GSLIS Professor and Associate Dean for Research J. Stephen Downie and GSLIS-affiliated faculty member Professor Tim Cole (MS '89) recently traveled to Kyoto, Japan, to participate in the third annual Japanese Association for Digital Humanities conference, which was held September 19-21 at Ritsumeikan University.
Through digitization, the accessibility of cultural resources has improved in the past decade; however, new barriers to access have developed. One of the goals of the conference was to raise awareness concerning the work of humanities researchers in order to better support their efforts and the development of "various approaches toward inheriting humanities in the digital age."
Downie and colleague David Bainbridge, associate professor at the University of Waikato's Department of Computer Science, gave a presentation titled, "Integrating Independent Discovery and Analysis Tools for the HathiTrust Corpus: Enhancing Fair Use Digital Scholarship."
From the abstract:
The HathiTrust Research Center (HTRC) is the research arm of the HathiTrust (HT). The HT corpus contains over 10 million volumes that comprise more than 3 billion pages drawn from some of the world's most important libraries. Founded in 2011, the HTRC is a unique collaboration that is co-located within two major institutions: University of Illinois and Indiana University. In this poster/demonstration, we introduce a new tool designed to enhance the ability of scholars to perform analyses across both the open and copyright-restricted data resources found in the HT corpus.
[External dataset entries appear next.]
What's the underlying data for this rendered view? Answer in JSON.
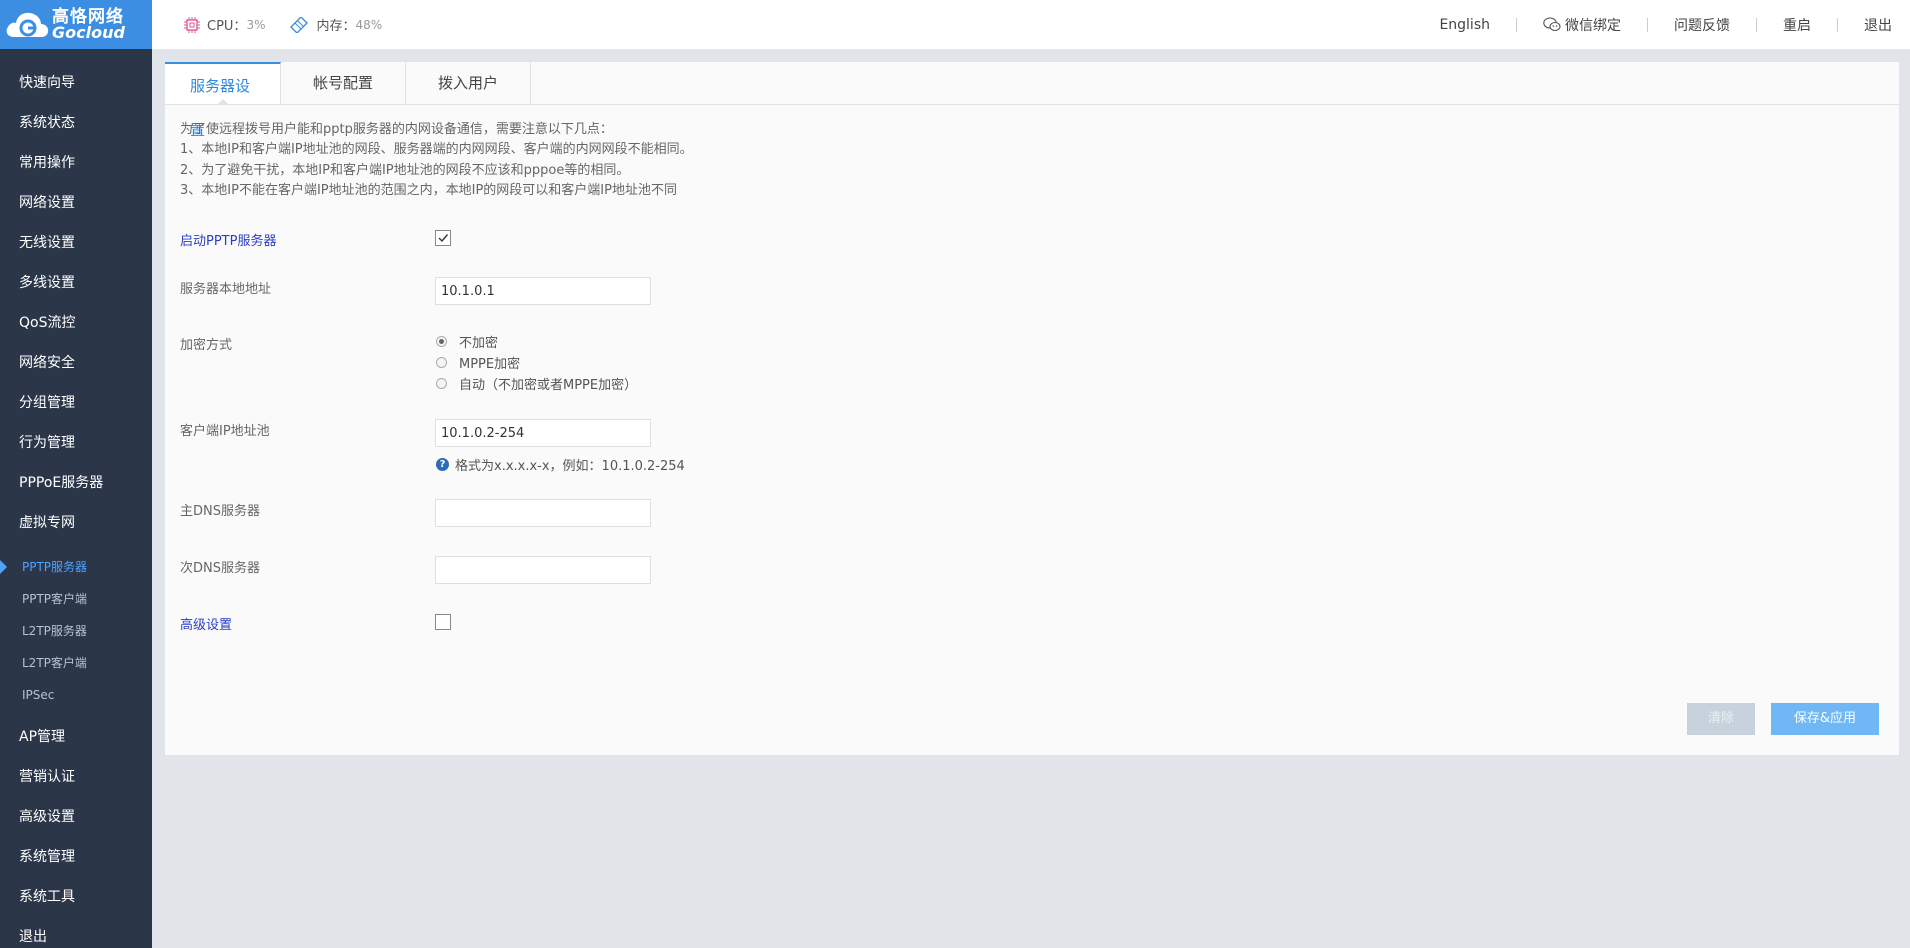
{
  "logo": {
    "cn": "高恪网络",
    "en": "Gocloud"
  },
  "topbar": {
    "cpu_label": "CPU：",
    "cpu_value": "3%",
    "mem_label": "内存：",
    "mem_value": "48%",
    "language": "English",
    "wechat": "微信绑定",
    "feedback": "问题反馈",
    "restart": "重启",
    "logout": "退出"
  },
  "sidebar": {
    "items_top": [
      "快速向导",
      "系统状态",
      "常用操作",
      "网络设置",
      "无线设置",
      "多线设置",
      "QoS流控",
      "网络安全",
      "分组管理",
      "行为管理",
      "PPPoE服务器",
      "虚拟专网"
    ],
    "sub_items": [
      "PPTP服务器",
      "PPTP客户端",
      "L2TP服务器",
      "L2TP客户端",
      "IPSec"
    ],
    "items_bottom": [
      "AP管理",
      "营销认证",
      "高级设置",
      "系统管理",
      "系统工具",
      "退出"
    ]
  },
  "tabs": [
    "服务器设置",
    "帐号配置",
    "拨入用户"
  ],
  "notes": [
    "为了使远程拨号用户能和pptp服务器的内网设备通信，需要注意以下几点：",
    "1、本地IP和客户端IP地址池的网段、服务器端的内网网段、客户端的内网网段不能相同。",
    "2、为了避免干扰，本地IP和客户端IP地址池的网段不应该和pppoe等的相同。",
    "3、本地IP不能在客户端IP地址池的范围之内，本地IP的网段可以和客户端IP地址池不同"
  ],
  "form": {
    "enable_label": "启动PPTP服务器",
    "enable_checked": true,
    "local_addr_label": "服务器本地地址",
    "local_addr_value": "10.1.0.1",
    "encrypt_label": "加密方式",
    "encrypt_options": [
      "不加密",
      "MPPE加密",
      "自动（不加密或者MPPE加密）"
    ],
    "encrypt_selected": "不加密",
    "pool_label": "客户端IP地址池",
    "pool_value": "10.1.0.2-254",
    "pool_hint": "格式为x.x.x.x-x，例如：10.1.0.2-254",
    "dns1_label": "主DNS服务器",
    "dns1_value": "",
    "dns2_label": "次DNS服务器",
    "dns2_value": "",
    "advanced_label": "高级设置",
    "advanced_checked": false
  },
  "buttons": {
    "clear": "清除",
    "save": "保存&应用"
  },
  "colors": {
    "accent": "#3c8ee3",
    "sidebar_bg": "#2b3649",
    "active_sub": "#4ea3ff",
    "form_blue": "#2a3ec9"
  },
  "icons": [
    "cloud-logo-icon",
    "cpu-chip-icon",
    "memory-icon",
    "wechat-icon",
    "help-icon",
    "checkmark-icon"
  ]
}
Downie and Cole, along with Beth Plale, professor of computer science at Indiana University, and John Unsworth, vice provost for library and technology services, chief information officer, and university librarian at Brandeis University, presented a poster titled, "Workset Creation for Scholarly Analysis: Preliminary Research at the HathiTrust Research Center."
From the abstract:
The ability to slice through a massive corpus consisting of many different library collections, and out of that to construct the precise workset required for a particular scholarly investigation, is the "game changing" potential of the HathiTrust . . .Given the unprecedented size and scope of the HathiTrust corpus—in conjunction with the HTRC's unique computational access to copyrighted materials—we are beginning a project that will engage scholars in designing tools for exploration, location, and analytic grouping of materials so they can routinely conduct computational scholarship at scale, based on meaningful worksets.